EPA To Begin Regulating New Coal-Fired Plant Carbon Emissions

New EPA chief overturns Bush-era refusal to regulate greenhouse gas emissions from new coal-fired plantsThe Environmental Protection Agency has made a start with the active regulation of carbon dioxide emissions from newly built coal-fired power plants. The decision marks a U-turn from the Bush era, when the EPA had been shirking its responsibilities, saying the Clean Air Act did not apply to carbon dioxide.

The change marks the beginning of the EPA’s regulation of the carbon dioxide emissions of power plants and came about under the leadership of Lisa Jackson, President Obama’s appointed head of the agency. She wrote a letter to environmental groups who had petitioned the move, calling for an unspecified period of public comments before a new rule is put in place.

Representatives of the Sierra Club were very pleased with the decision:

Today’s victory is yet another indication that change really has come to Washington, and to EPA in particular,” said David Bookbinder in a statement. “This decision stops the Bush administration’s final, last-minute effort to saddle President Obama with its do-nothing policy on global warming,” he added.

In the historic April 2007 Massachusetts vs EPA courtcase the U.S. Supreme Court ruled that the EPA has the authority to regulate carbon emissions under the Clean Air Act but the Bush administration prevented real life implementation of this ruling. The Bush administration ignored this ruling by endlessly delaying regulation procedures. It also continued busily granting permits for the construction of major greenhouse gas emitting sources.

In the future, new coal plants will be required to obtain a permit that requires them to control output of carbon dioxide. The supreme court ruled that greenhouse gases should be regulated like soot, smog precursors and other kinds of air pollution because carbon dioxide fit the definition of a pollutant that could be regulated under the Clean Air Act.

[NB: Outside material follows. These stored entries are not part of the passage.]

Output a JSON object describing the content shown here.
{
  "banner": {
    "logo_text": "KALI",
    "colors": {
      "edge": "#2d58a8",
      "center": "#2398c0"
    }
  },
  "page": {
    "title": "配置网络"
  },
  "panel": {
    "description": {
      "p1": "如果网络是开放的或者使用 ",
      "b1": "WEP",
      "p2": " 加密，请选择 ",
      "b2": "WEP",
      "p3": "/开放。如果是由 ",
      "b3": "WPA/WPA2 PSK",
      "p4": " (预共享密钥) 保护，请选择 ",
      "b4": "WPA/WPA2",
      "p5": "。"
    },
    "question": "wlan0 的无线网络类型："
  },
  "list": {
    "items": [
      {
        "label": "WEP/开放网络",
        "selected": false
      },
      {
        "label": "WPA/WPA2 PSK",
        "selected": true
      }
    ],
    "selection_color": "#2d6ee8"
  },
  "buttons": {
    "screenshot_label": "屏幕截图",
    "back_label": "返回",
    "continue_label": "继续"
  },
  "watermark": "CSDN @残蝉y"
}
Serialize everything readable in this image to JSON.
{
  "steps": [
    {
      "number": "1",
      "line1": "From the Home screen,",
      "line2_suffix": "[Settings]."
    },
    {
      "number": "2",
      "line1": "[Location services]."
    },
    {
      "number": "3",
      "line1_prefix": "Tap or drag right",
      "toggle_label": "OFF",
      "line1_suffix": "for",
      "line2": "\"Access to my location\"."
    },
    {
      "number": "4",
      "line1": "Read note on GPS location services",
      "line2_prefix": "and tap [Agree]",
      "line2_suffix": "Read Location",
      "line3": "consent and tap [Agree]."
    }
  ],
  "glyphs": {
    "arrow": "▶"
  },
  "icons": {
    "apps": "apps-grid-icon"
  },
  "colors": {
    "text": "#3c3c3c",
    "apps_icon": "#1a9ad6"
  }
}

Aside from the practical implications, the decision marks an important development politically too. Jackson is an advocate of pushing through cap-and-trade speedily by making use of the provisions of the existing Clean Air Act. Doug Kendal and Hannah McCrea of the Constitutional Accountability Center, a progressive legal think tank that works on constitutional and environmental issues, say that with this move, Jackson will ‘force Congress’ hand on cap-and-trade’.

How so? By putting a legal limit on carbon dioxide emissions, the EPA can create a regulatory environment that will be less desirable for businesses than a carbon market will have. “Firms can be expected to quickly throw their weight behind a more flexible, market-based approach like cap-and-trade, which would provide them with long-term, predictable targets around which they can plan for the future”, according to the duo.

President Obama has [..] entered office with significant tools for prompting cap-and-trade through legislative action. Through the authority that his administration already has under the CAA, which has been affirmed by the U.S. Supreme Court, President Obama should be able to convert the greatest opponents of cap-and-trade (including the auto industry, the utility industry, and the coal industry) into supporters, thereby laying the groundwork for an aggressive, comprehensive federal cap-and-trade bill in the very near future.” Kendal and McCrea wrote in a guest post on Grist Mill recently.

Evidence that this is hitting the nail on the head is Jackson’s recent warning to companies with plans to build new power plants that they should not rely on the Bush administration rule in seeking permission to build.